El guardián replica:

—Lo único que le puedo decir es que desde hoy vamos a tener aquí un jefe. Bueno. Ahora me voy por el médico.

Se va por el médico, pero para regresar media hora después y decirnos que no hay médico. Por fortuna, mientras tanto, Míster Alba se había ingeniado para sacar dos pastillas del sombrero. Comer si fuera un prestidigitador se quitó el sombrero, se levantó el tafilete, sacó las dos pastillas y se las dio a Braulio.

—Trágueselas —ordenó Míster Alba.

Un momento después, con la misma rapidez con que había subido, la fiebre empezó a bajar.

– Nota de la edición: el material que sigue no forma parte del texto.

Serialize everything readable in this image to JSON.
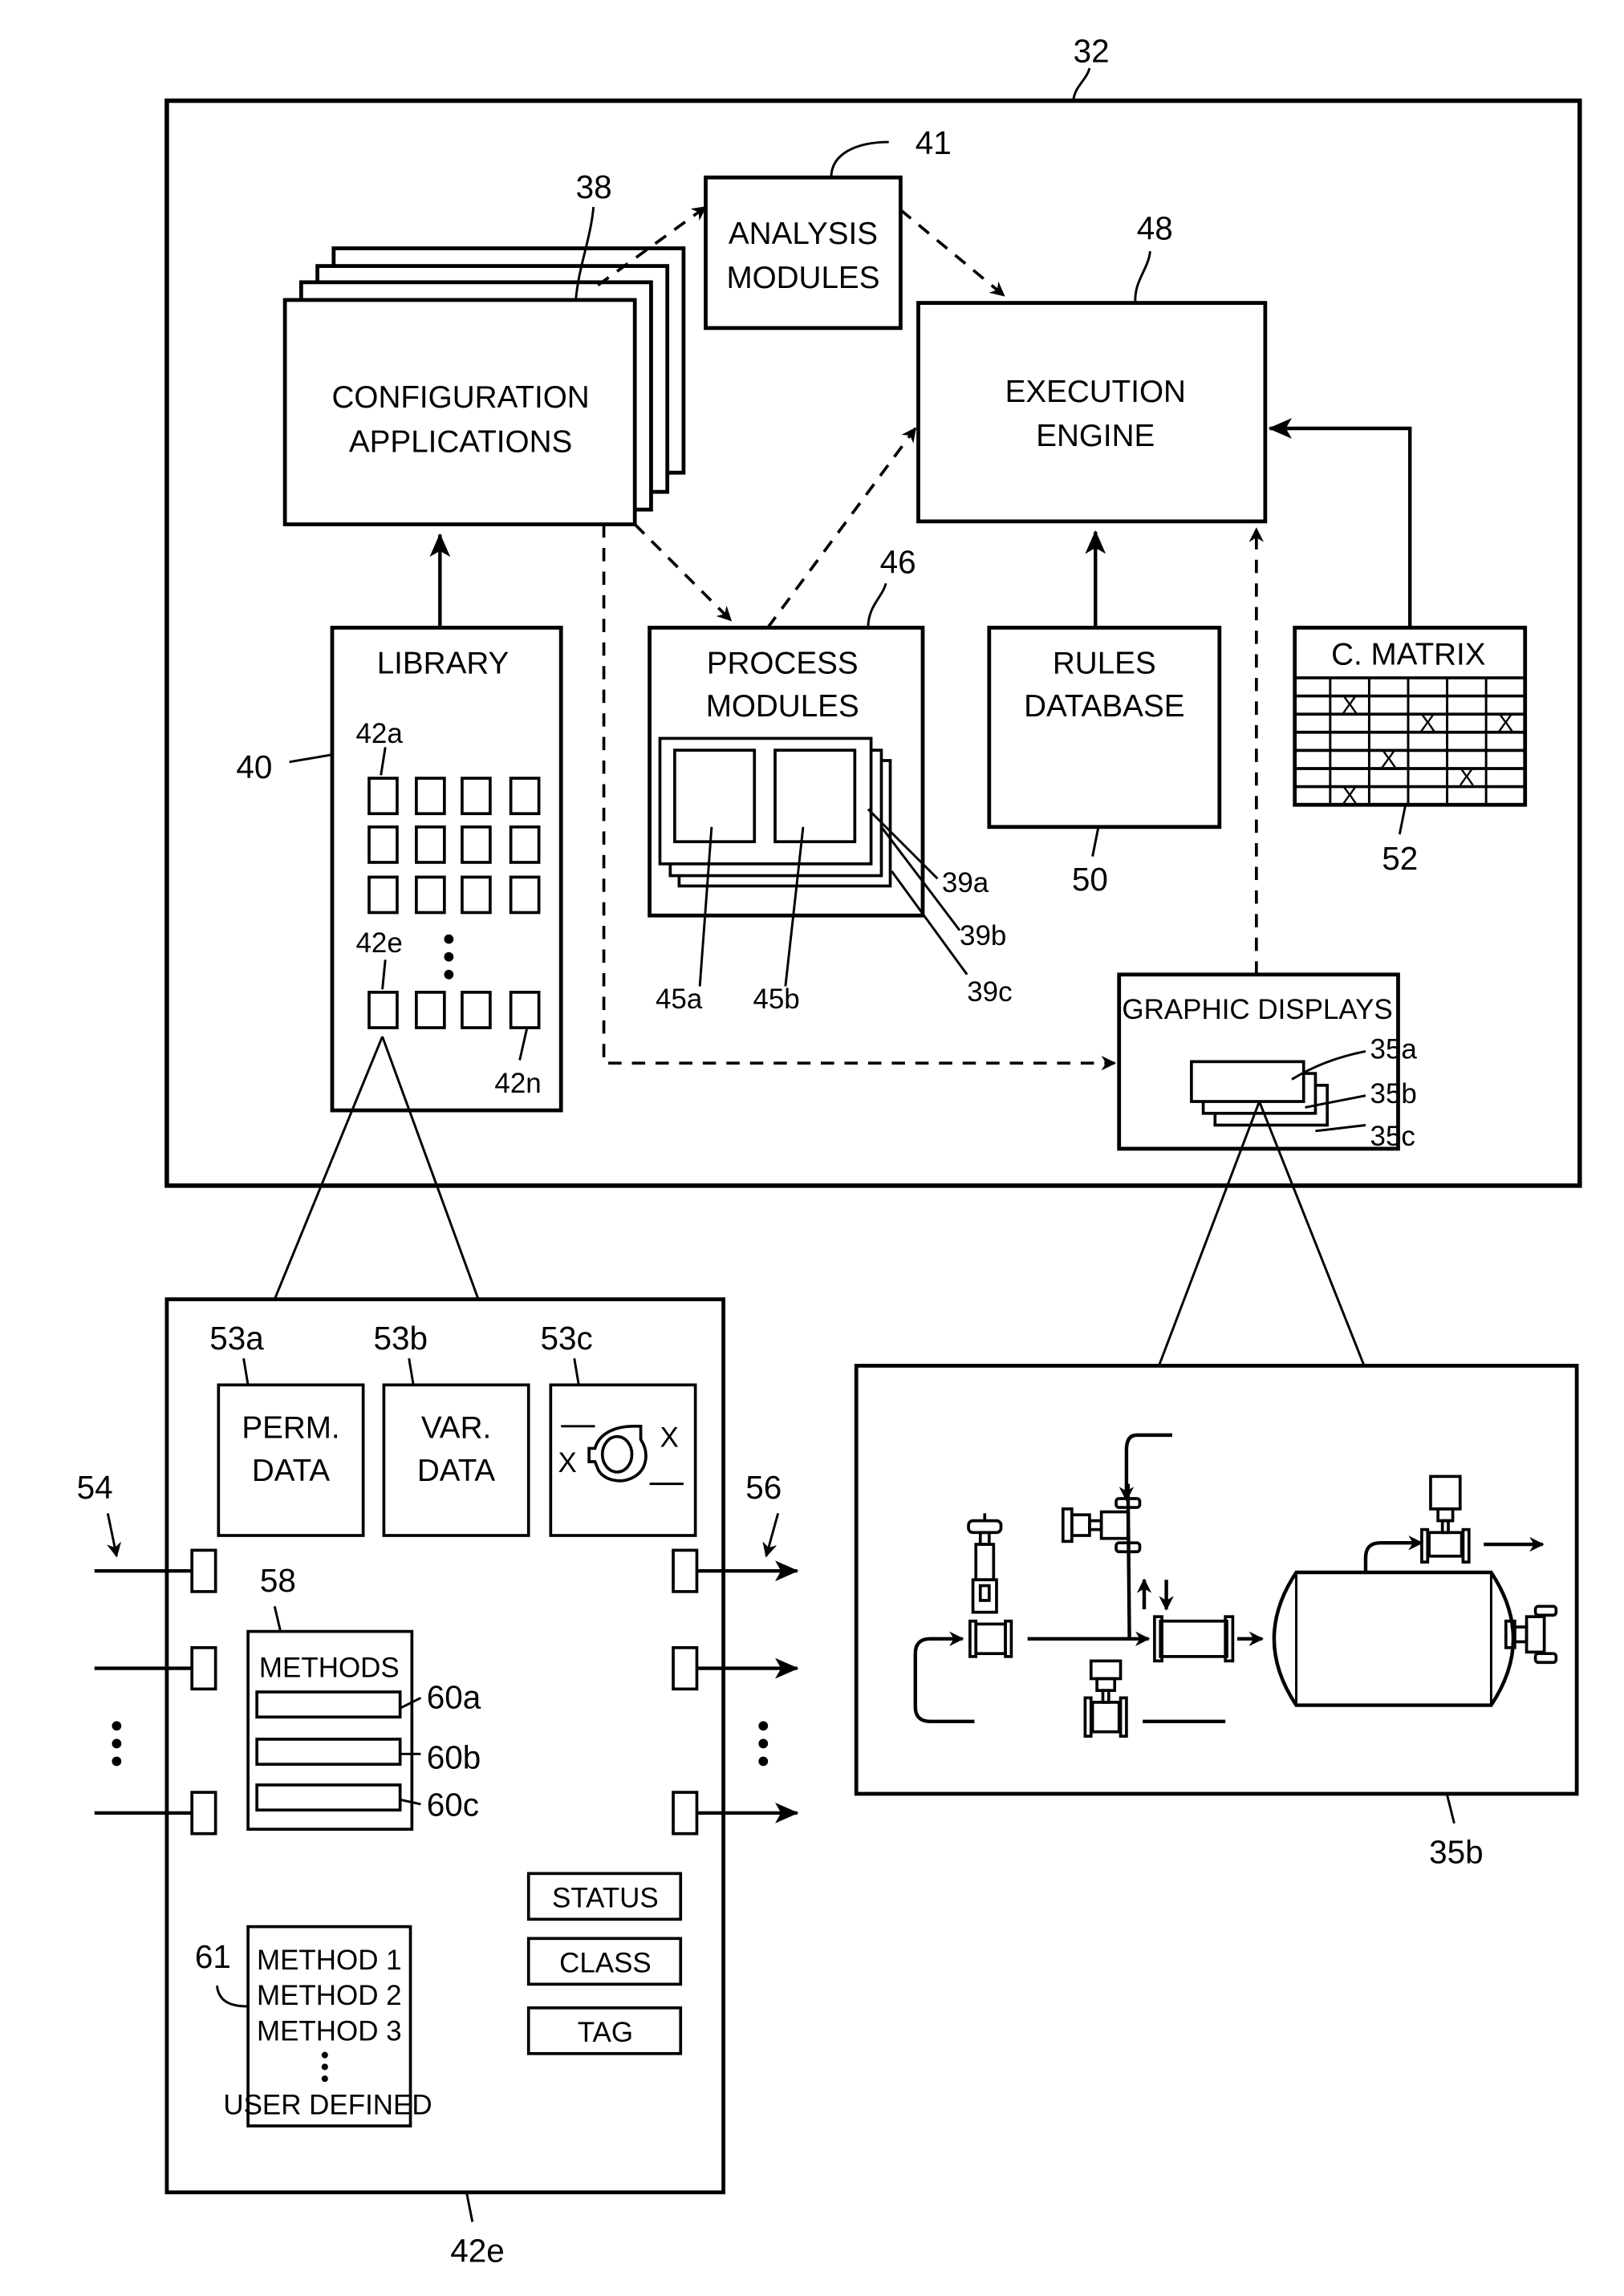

Un destello de victoria se reflejaba en la pupila solitaria del ojo de cíclope de Míster Alba.

Al irse el guardián, Braulio dice:

—Me siento mejor.

—¿Creyó que se iba a morir? —le pregunta Míster Alba.

—Yo lo hubiera sentido mucho —dice David—. Cuando un preso como Braulio se decide a morir, es como si alguien se muriera de muerte doble. No es cualquier cosa dejar dos viudas en el mundo.